Problem und Erwiderung (1823)

[Zur Morphologie, Band II Heft 1, 1823]

Nachstehende fragmentarische Blätter notierte ich stellenweise auf meinen Sommerfahrten im Gefolge manches Gesprächs, einsamen Nachdenkens und zuletzt angeregt durch eines jungen Freundes geistreiche Briefe.

Das hier Angedeutete auszuführen, in Verbindung zu bringen, die hervortretenden Widersprüche zu vergleichen, fehlte mir darauf an Sammlung, die ein folgerechtes Denken allein möglich macht; ich hielt es daher für rätlich, das Manuskript an den Teilnehmenden abzusenden, ihn zu ersuchen, diese paradoxen Sätze als Text, oder sonstigen Anlaß zum eigenen Betrachten anzusehen, und mir einiges darüber zu vermelden, welches denn, wie es geschehen, als Zeugnis reiner Sinn- und Geistesgemeinschaft hier einrücke.

Weimar, den 17. März 1823


Probleme

Natürlich System, ein widersprechender Ausdruck.

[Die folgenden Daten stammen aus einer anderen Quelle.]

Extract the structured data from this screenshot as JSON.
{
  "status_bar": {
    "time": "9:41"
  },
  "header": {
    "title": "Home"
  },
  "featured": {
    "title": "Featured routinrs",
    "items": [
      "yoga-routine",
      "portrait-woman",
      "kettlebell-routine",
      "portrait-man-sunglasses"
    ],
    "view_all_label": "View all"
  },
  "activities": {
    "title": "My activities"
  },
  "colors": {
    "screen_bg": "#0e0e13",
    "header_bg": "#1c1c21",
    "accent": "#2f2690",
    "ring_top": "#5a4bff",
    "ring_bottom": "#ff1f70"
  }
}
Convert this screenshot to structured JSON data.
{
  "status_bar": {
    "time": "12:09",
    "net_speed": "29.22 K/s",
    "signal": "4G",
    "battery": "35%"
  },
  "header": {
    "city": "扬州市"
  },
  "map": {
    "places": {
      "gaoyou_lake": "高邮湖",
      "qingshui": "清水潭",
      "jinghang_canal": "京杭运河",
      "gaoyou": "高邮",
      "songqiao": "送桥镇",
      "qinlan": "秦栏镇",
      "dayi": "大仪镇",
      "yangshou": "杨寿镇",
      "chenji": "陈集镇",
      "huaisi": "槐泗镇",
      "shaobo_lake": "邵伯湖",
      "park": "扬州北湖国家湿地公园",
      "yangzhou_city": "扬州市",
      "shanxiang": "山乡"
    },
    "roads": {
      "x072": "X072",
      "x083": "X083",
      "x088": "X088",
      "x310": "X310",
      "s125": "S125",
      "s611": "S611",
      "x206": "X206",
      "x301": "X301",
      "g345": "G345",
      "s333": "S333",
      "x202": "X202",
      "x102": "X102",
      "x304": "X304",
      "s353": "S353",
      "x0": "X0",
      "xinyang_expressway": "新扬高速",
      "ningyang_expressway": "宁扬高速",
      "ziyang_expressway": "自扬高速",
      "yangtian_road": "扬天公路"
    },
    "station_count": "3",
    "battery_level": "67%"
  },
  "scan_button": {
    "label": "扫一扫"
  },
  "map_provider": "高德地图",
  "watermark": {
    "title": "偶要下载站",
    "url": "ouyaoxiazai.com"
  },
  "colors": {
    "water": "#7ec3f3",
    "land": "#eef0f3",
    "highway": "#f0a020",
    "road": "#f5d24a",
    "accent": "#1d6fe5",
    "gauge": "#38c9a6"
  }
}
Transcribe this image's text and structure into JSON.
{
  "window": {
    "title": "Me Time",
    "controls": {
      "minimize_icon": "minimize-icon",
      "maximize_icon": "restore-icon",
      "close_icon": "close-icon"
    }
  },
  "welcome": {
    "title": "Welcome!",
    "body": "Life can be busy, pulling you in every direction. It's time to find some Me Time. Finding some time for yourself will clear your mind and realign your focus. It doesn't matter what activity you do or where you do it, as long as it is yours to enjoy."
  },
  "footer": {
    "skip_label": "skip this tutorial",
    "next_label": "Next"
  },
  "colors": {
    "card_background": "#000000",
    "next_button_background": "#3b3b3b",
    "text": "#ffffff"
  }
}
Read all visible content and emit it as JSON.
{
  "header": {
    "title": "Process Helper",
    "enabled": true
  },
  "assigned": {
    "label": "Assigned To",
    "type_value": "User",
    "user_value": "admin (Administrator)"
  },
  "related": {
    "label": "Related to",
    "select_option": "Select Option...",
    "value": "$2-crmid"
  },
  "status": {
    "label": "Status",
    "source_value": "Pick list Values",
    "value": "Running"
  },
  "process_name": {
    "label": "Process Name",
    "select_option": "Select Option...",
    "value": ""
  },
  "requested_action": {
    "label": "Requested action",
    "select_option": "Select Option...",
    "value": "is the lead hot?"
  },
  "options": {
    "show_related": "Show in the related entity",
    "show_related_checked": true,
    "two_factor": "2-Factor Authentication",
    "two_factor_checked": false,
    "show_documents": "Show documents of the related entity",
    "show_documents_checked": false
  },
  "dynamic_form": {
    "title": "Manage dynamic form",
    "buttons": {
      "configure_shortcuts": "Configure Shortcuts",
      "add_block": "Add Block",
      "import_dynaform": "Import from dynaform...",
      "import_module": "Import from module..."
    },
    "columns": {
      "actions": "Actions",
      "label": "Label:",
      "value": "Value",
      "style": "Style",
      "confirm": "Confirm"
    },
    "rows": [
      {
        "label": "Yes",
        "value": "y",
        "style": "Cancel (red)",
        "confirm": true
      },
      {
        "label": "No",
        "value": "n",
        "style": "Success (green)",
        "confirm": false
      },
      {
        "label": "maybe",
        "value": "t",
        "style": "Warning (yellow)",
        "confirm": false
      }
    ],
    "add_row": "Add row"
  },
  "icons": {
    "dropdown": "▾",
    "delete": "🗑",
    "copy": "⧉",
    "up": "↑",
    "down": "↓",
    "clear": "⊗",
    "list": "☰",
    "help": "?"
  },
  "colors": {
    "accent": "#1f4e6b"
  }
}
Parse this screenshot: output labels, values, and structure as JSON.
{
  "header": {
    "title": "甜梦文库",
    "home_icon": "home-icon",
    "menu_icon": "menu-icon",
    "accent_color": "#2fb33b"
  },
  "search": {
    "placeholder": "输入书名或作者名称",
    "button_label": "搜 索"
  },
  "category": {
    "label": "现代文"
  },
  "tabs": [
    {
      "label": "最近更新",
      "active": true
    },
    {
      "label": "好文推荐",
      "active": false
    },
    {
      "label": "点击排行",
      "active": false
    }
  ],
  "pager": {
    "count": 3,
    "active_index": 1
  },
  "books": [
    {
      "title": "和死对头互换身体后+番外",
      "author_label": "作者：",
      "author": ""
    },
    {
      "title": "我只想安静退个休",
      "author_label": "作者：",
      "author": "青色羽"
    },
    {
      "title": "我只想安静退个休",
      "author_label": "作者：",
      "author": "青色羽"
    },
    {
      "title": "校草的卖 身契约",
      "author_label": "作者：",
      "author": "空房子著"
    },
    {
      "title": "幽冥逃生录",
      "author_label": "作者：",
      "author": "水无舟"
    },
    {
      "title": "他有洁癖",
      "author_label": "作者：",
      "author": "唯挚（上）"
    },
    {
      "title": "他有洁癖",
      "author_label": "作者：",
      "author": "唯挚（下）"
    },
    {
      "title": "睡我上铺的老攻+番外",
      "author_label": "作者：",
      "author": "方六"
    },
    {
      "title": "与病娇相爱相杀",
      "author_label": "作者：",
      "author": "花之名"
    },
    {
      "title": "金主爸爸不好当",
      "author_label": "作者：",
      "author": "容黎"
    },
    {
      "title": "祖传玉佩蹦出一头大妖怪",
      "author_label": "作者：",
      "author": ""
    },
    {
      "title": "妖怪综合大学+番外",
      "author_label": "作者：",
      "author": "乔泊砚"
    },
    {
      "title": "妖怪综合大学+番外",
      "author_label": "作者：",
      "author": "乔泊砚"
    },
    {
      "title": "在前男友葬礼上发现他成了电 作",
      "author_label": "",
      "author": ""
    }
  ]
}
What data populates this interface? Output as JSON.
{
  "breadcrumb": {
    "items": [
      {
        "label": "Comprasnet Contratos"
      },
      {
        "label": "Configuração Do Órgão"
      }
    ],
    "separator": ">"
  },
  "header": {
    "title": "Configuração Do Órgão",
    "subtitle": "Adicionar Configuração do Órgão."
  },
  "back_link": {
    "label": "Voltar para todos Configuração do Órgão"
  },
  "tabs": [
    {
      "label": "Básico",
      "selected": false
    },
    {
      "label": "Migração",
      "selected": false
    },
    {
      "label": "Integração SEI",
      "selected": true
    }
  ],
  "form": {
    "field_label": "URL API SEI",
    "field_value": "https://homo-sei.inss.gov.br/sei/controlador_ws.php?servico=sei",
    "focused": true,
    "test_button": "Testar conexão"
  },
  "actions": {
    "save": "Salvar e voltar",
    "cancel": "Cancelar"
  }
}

Die Natur hat kein System, sie hat, sie ist Leben und Folge aus einem unbekannten Zentrum, zu einer nicht erkennbaren Grenze. Naturbetrachtung ist daher endlos, man mag ins Einzelnste teilend verfahren oder im Ganzen nach Breite und Höhe die Spur verfolgen.

Die Idee der Metamorphose ist eine höchst ehrwürdige, aber zugleich höchst gefährliche Gabe von oben. Sie führt ins Formlose, zerstört das Wissen, löst es auf. Sie ist gleich der vis centrifuga und würde sich ins Unendliche verlieren, wäre ihr nicht ein Gegengewicht zugegeben: ich meine den Spezifikationstrieb, das zähe Beharrlichkeitsvermögen dessen was einmal zur Wirklichkeit gekommen. Eine vis centripeta, welcher in ihrem tiefsten Grunde keine Äußerlichkeit etwas anhaben kann. Man betrachte das Geschlecht der Friken.

Da nun aber beide Kräfte zugleich wirken, so müßten wir sie auch bei didaktischer Überlieferung zugleich darstellen, welches unmöglich scheint.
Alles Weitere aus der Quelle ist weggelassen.